You’ve probably heard the maxim “forewarned is fore-armed.”  If persecution came as a sudden and violent surprise, followers could become disillusioned and fall away from faith.  Jesus prepared his disciples for what would come, so that they would be forewarned and fore-armed. To be put out of the synagogue meant not only excommunication from one’s religious community, but also ostracism from family and friends.  This was a threat to keep dissenters in line; and it was the experience of Jewish believers in Christ.  Misguided zealots would go further.  From Stephen to the Christians Saul (later named Paul) captured and condemned to death, following Jesus would mean execution.  The hatred Jesus spoke of in the verses earlier would be acted out by people who convinced themselves that they were doing God’s work.  Such extremism was the result of their refusal to believe who Jesus is and, therefore, who the Father is.  “Their time” would come, and tradition tells us that all the disciples except John died as martyrs (the word means “witness”).

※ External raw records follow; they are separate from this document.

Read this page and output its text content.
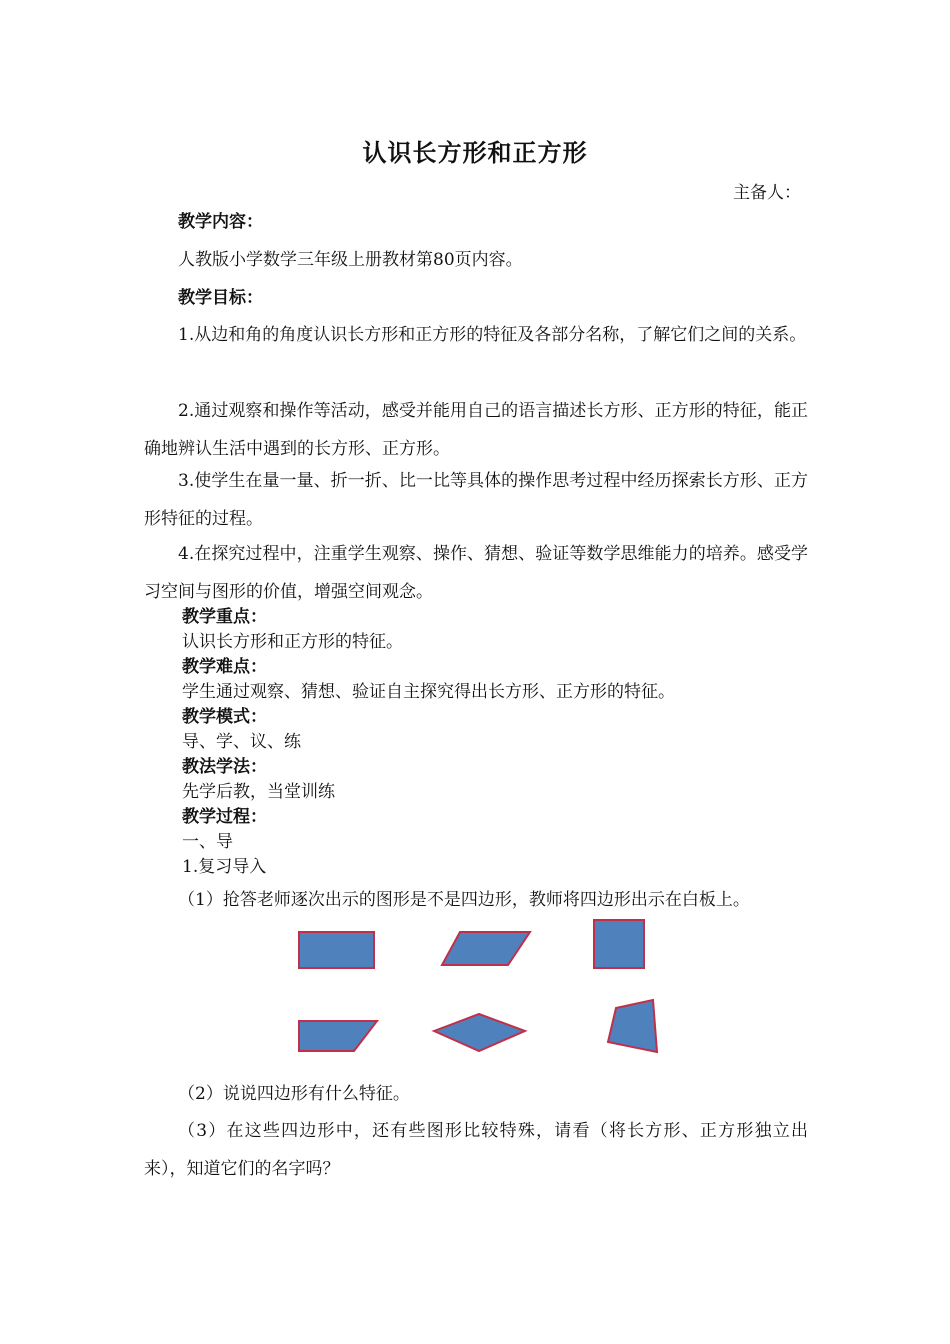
认识长方形和正方形
主备人：
教学内容：
人教版小学数学三年级上册教材第80页内容。
教学目标：
1.从边和角的角度认识长方形和正方形的特征及各部分名称，了解它们之间的关系。
2.通过观察和操作等活动，感受并能用自己的语言描述长方形、正方形的特征，能正确地辨认生活中遇到的长方形、正方形。
3.使学生在量一量、折一折、比一比等具体的操作思考过程中经历探索长方形、正方形特征的过程。
4.在探究过程中，注重学生观察、操作、猜想、验证等数学思维能力的培养。感受学习空间与图形的价值，增强空间观念。
教学重点：
认识长方形和正方形的特征。
教学难点：
学生通过观察、猜想、验证自主探究得出长方形、正方形的特征。
教学模式：
导、学、议、练
教法学法：
先学后教，当堂训练
教学过程：
一、导
1.复习导入
（1）抢答老师逐次出示的图形是不是四边形，教师将四边形出示在白板上。
（2）说说四边形有什么特征。
（3）在这些四边形中，还有些图形比较特殊，请看（将长方形、正方形独立出来），知道它们的名字吗？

Till this point, the eve of his crucifixion, Jesus hadn’t needed to so bluntly prepare his disciples for the cost of discipleship.  He hints at his ascension to heaven as he informs them of what lay ahead.  May we be forewarned and fore-armed for the opposition that our faith may meet.

 

SOMETHING TO THINK ABOUT:

We live in a world of gray, moral positions muddied and religious convictions blurred.  So-called postmodernism makes truth indistinct, whatever one believes to be true.  Into this gray world Jesus speaks black-and-white truth.  What contradicts his word is falsehood.  There are choices to be made.  One cannot have one foot in the world and the other in the kingdom of God.  Think about some of the choices God is calling you to make, and the impact those choices have on who you are.

 

SOMETHING TO TALK ABOUT:

Read John 17:14-18, where in his prayer to the Father Jesus identifies his followers as IN but not OF the world.  What does that mean in practical terms?  What happens if Christians withdraw from the world?  What happens if they adopt some of the worldview of the world and appear to be OF the world?  How do we live out the delicate balance of IN but not OF the world?

 

SOMETHING TO PRAY ABOUT:

There are Christians living under the threat of death for their faith, especially in areas of the world where radical Islam is in control.  Pray that these brothers and sisters in faith will have the courage to face persecution and the peace in knowing that they are by that persecution identified with their Savior.

 

SOMETHING TO DO ABOUT IT:

One way that Christians testify about Jesus is with letters, emails, text messages, and social media posts.  Choose one such means and at least one person to whom you can testify for Jesus.  Many have found that quoting a Christian author, attaching an article, or suggesting a book is an effective way to testify to someone who is uncertain about what to believe.

To learn more about the persecution of Christians around the globe, look on-line at the website for “Voice of the Martyrs.”

 

SOMETHING FOR FURTHER STUDY:

Read 1 Peter 4:12-19 where this apostle, soon to be martyred, talks as Jesus did about the suffering for the faith that a Christian can expect.